Martin Klepman starts out by solidly giving the reader the conceptual framework in the first chapter: what does reliability mean? How is it defined? What is the difference between a "fault" and a "failure"? How do you describe load on a data intensive system? How do you talk about performance and scalability in a meaningful way? What does it mean to have a "maintainable" system?Second chapter gives a brief overview of different data models and shows the suitability of of them to different use cases, using modern challenges that companies such as Twitter faced. But if you want to understand the main principles, issues, as well as the challenges of data intensive and distributed system, you've come to the right place. If you are after the obscure details of a particular product, or some tutorials and "how-to"s, go elsewhere. What the author does is to lay down the principles of current distributed big data systems, and he does a very fine job of it.

But it is not a practice or a cookbook for a particular Big Data, NoSQL or newSQL product. Like a specialized encyclopedia, it covers a broad field and in considerable detail.
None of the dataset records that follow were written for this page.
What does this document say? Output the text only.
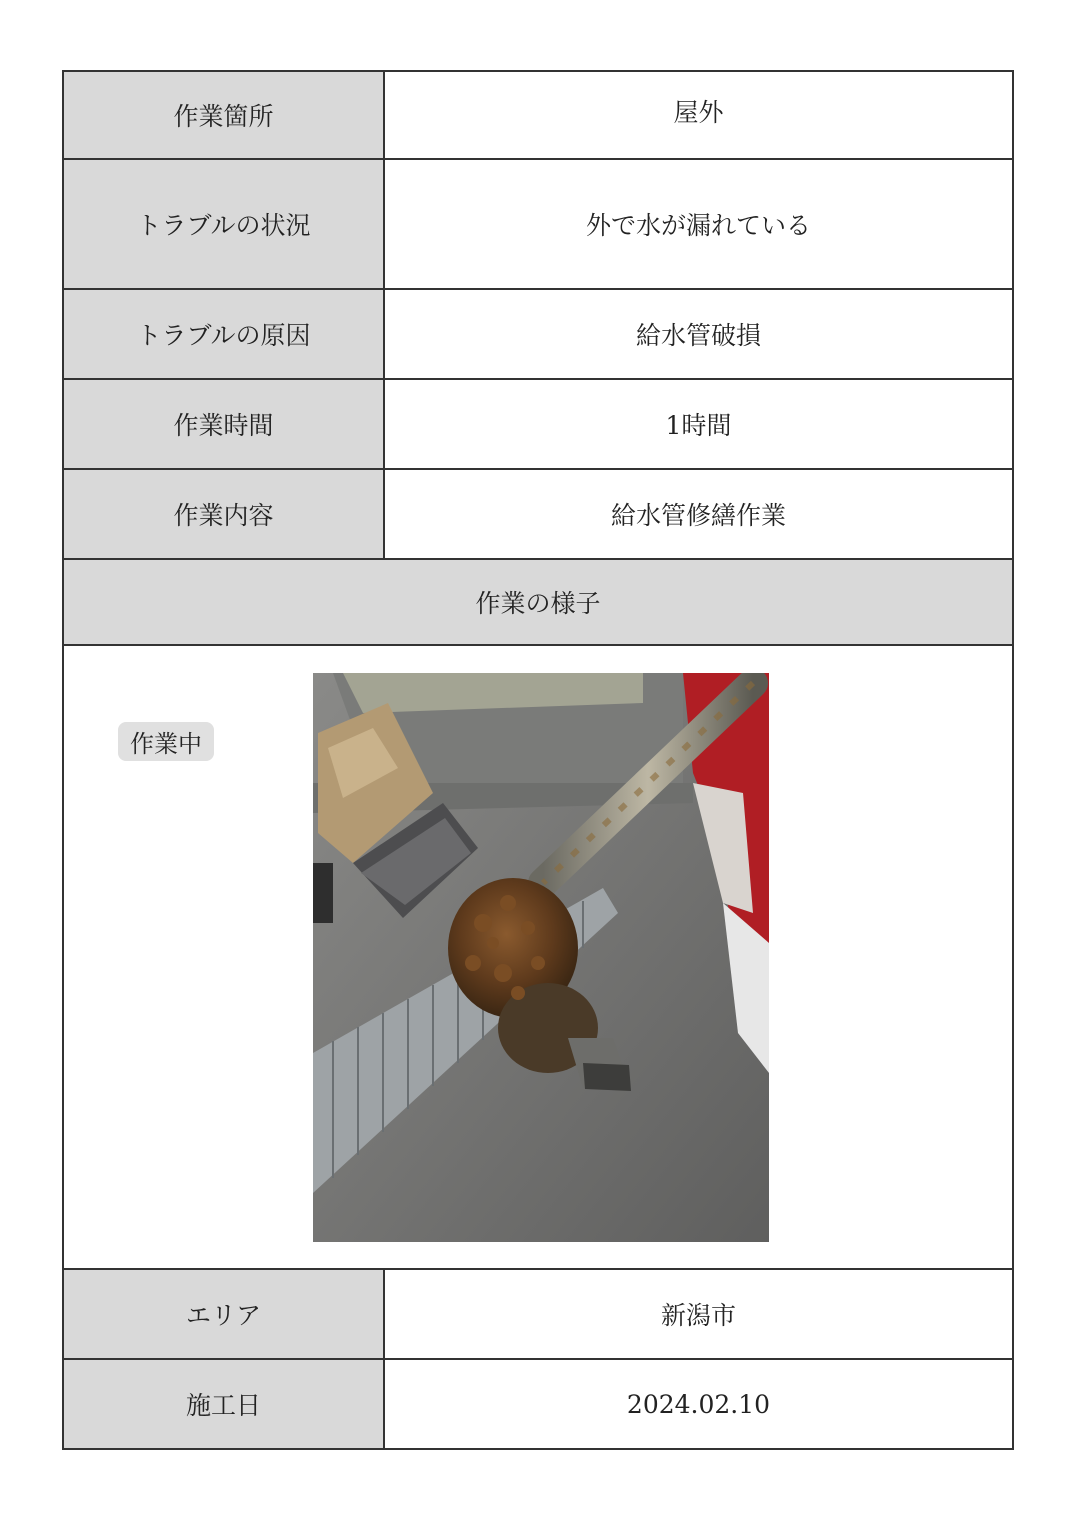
作業箇所	屋外
トラブルの状況	外で水が漏れている
トラブルの原因	給水管破損
作業時間	1時間
作業内容	給水管修繕作業
作業の様子
作業中
エリア	新潟市
施工日	2024.02.10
I consider this book a mini-encyclopedia of modern data engineering. Peek behind the scenes of major online services, and learn from their architectures.Understand the distributed systems research upon which modern databases are built.Navigate the trade-offs around consistency, scalability, fault tolerance, and complexity.Make informed decisions by identifying the strengths and weaknesses of different tools.Peer under the hood of the systems you already use, and learn how to use and operate them more effectively.With this book, software engineers and architects will learn how to apply those ideas in practice, and how to make full use of data in modern applications.

Software keeps changing, but the fundamental principles remain the same.


In this practical and comprehensive guide, author Martin Kleppmann helps you navigate this diverse landscape by examining the pros and cons of various technologies for processing and storing data. What are the right choices for your application? How do you make sense of all these buzzwords? In addition, we have an overwhelming variety of tools, including relational databases, NoSQL datastores, stream or batch processors, and message brokers. Difficult issues need to be figured out, such as scalability, consistency, reliability, efficiency, and maintainability. Data is at the center of many challenges in system design today.